June 11, 2020 / 2:21 AM / a month ago

原油先物は下落、需要回復の遅れと米在庫増で

 6月11日、アジア時間の原油先物は下落。新型コロナウイルスの新たな感染者数増加を受けて、需要の回復が鈍いことに対する懸念が浮上したほか、米原油在庫が過去最高水準に積み上がったことなどが背景。写真はテキサスで昨年11月撮影(2020年 ロイター/ANGUS MORDANT)

[メルボルン 11日 ロイター] - アジア時間の原油先物は下落。新型コロナウイルスの新たな感染者数増加を受けて、需要の回復が鈍いことに対する懸念が浮上したほか、米原油在庫が過去最高水準に積み上がったことなどが背景。

0031GMT(日本時間午前9時31分)時点で、米WTI原油先物CLc1は0.86ドル(2.2%)安の1バレル=38.74ドルに下落。10日の上昇分を吐き出し、一時は38.42ドルまで下落した。

北海ブレント先物LCOc1は0.85 ドル(2.0%)安の1バレル=40.88ドル。

アナリストらによると、4月以降、原油価格が2倍になったことを受けて、トレーダーはネガティブなニュースに売りで反応しがちだという。ANZのアナリストはレポートで「在庫増は需要回復への道筋が困難であることを示しているため、このところ原油価格の上昇は一服している」

米エネルギー情報局(EIA)が10日発表した週間統計によると、5日までの週の原油在庫は570万バレル増の5億3810万バレルと予想外に増加し、過去最高を記録した。輸出が昨年11月以来の低水準に落ち込む一方、サウジアラビアを中心に輸入が増加した。
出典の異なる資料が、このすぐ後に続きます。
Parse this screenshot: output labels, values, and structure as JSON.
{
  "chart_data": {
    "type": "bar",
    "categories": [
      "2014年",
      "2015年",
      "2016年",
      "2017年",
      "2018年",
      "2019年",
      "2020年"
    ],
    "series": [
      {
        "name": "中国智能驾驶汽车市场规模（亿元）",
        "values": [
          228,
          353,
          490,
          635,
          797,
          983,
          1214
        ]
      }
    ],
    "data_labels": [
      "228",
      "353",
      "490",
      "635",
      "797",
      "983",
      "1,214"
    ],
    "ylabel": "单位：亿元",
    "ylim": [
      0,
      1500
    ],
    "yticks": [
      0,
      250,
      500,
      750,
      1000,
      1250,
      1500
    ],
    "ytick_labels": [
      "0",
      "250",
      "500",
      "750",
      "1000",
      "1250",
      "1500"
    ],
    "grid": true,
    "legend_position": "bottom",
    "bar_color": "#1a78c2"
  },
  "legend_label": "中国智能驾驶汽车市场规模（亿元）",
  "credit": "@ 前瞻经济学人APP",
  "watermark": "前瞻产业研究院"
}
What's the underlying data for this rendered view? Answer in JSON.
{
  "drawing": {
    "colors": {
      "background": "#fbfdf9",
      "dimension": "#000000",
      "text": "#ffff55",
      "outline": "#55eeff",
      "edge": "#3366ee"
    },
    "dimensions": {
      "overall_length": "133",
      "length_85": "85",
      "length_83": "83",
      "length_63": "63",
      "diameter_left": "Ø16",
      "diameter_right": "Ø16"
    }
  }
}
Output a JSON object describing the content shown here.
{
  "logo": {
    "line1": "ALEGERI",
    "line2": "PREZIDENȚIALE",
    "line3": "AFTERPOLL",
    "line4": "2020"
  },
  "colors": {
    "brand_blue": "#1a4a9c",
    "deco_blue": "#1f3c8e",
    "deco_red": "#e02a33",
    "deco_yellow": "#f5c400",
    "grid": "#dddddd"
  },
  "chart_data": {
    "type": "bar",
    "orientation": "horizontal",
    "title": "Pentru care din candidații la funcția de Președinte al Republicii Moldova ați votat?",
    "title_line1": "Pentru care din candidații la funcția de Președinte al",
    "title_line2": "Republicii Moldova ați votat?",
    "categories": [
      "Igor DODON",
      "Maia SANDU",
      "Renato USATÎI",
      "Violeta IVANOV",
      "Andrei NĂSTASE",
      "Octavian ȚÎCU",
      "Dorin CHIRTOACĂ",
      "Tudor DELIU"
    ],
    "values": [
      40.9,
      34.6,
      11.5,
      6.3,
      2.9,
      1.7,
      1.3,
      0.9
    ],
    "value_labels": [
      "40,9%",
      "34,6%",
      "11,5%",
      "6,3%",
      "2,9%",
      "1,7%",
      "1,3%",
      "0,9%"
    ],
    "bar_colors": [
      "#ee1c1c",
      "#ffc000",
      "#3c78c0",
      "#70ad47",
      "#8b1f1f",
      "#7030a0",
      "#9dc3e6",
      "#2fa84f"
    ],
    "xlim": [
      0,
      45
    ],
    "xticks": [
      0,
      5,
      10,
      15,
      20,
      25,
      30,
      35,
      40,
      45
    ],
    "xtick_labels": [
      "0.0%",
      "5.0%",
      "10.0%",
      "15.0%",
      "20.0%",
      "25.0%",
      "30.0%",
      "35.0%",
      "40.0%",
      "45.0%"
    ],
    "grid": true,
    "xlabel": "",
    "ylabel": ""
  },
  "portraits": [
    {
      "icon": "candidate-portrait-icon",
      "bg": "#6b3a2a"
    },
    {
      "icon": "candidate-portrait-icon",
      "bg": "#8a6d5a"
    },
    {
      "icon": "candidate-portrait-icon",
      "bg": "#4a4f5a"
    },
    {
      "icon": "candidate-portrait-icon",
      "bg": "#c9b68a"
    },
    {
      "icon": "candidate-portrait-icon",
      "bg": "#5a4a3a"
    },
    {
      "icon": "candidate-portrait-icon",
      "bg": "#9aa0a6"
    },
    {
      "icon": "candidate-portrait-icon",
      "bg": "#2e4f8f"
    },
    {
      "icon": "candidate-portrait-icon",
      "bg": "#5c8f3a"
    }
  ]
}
さらに市場センチメントを悪化させたのは、米連邦準備理事会(FRB)が米経済の回復には長い年月がかかるとの見通しを示したことだった。

FRBは10日、米国内総生産(GDP)は今年6.5%縮小するとしたほか、失業率は年末時点で9.3%になるとの予想を明らかにした。

アクシコープのストラテジストは「短期筋は、経済指標悪化の気配を察すると売りや利益確定に動きがちだ」と指摘した。